また、アプリ側からは証明トークンを要求することが可能になります。
connectUport () { uport.requestCredentials( { requested: ['name', 'phone', 'country', 'avatar', 'Relationship'], notifications: true } ).then((credentials) => { console.log({credentials}) this.props.actions.connectUport(credentials) }) }
上記のコードを実行すると、Relationshipトークンが存在する場合以下のようにレスポンスにRelationshipが含まれた状態で返ってきます。
これは、uport.attestCredentialsメソッドにより実現できるようです。 以下は期限が30日のRelationship証明トークンを発行する例です。

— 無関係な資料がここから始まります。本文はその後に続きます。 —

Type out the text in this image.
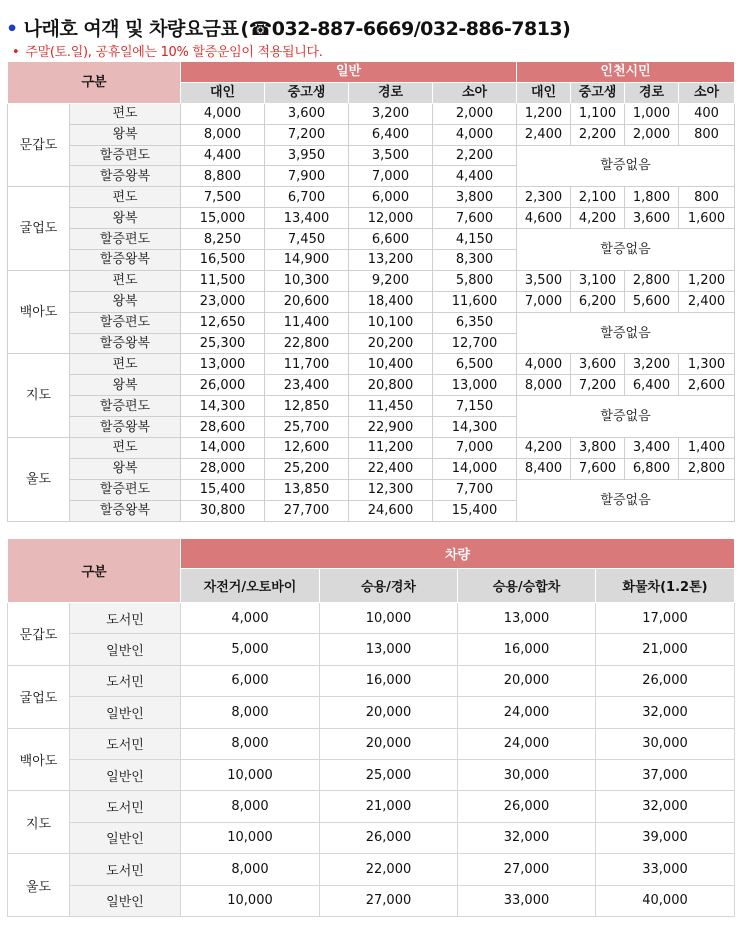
• 나래호 여객 및 차량요금표 (☎032-887-6669/032-886-7813)
• 주말(토.일), 공휴일에는 10% 할증운임이 적용됩니다.
구분		일반				인천시민			
		대인	중고생	경로	소아	대인	중고생	경로	소아
문갑도	편도	4,000	3,600	3,200	2,000	1,200	1,100	1,000	400
	왕복	8,000	7,200	6,400	4,000	2,400	2,200	2,000	800
	할증편도	4,400	3,950	3,500	2,200	할증없음			
	할증왕복	8,800	7,900	7,000	4,400				
굴업도	편도	7,500	6,700	6,000	3,800	2,300	2,100	1,800	800
	왕복	15,000	13,400	12,000	7,600	4,600	4,200	3,600	1,600
	할증편도	8,250	7,450	6,600	4,150	할증없음			
	할증왕복	16,500	14,900	13,200	8,300				
백아도	편도	11,500	10,300	9,200	5,800	3,500	3,100	2,800	1,200
	왕복	23,000	20,600	18,400	11,600	7,000	6,200	5,600	2,400
	할증편도	12,650	11,400	10,100	6,350	할증없음			
	할증왕복	25,300	22,800	20,200	12,700				
지도	편도	13,000	11,700	10,400	6,500	4,000	3,600	3,200	1,300
	왕복	26,000	23,400	20,800	13,000	8,000	7,200	6,400	2,600
	할증편도	14,300	12,850	11,450	7,150	할증없음			
	할증왕복	28,600	25,700	22,900	14,300				
울도	편도	14,000	12,600	11,200	7,000	4,200	3,800	3,400	1,400
	왕복	28,000	25,200	22,400	14,000	8,400	7,600	6,800	2,800
	할증편도	15,400	13,850	12,300	7,700	할증없음			
	할증왕복	30,800	27,700	24,600	15,400				
구분		차량			
		자전거/오토바이	승용/경차	승용/승합차	화물차(1.2톤)
문갑도	도서민	4,000	10,000	13,000	17,000
	일반인	5,000	13,000	16,000	21,000
굴업도	도서민	6,000	16,000	20,000	26,000
	일반인	8,000	20,000	24,000	32,000
백아도	도서민	8,000	20,000	24,000	30,000
	일반인	10,000	25,000	30,000	37,000
지도	도서민	8,000	21,000	26,000	32,000
	일반인	10,000	26,000	32,000	39,000
울도	도서민	8,000	22,000	27,000	33,000
	일반인	10,000	27,000	33,000	40,000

uport.attestCredentials({ sub: this.props.uport.address, claim: {Relationship: "User"}, exp: new Date().getTime() + 30 * 24 * 60 * 60 * 1000 // 30 days from now })
以上が、このデモアプリで使われているuPortの機能になります。
特定の管理者に個人情報を管理されなくて良いというメリットももちろんですが、 スマホでも簡単にトランザクションに署名することができるので、uPortが使われるようになればスマホのDAppsも一般的なものになるかもしれないですね。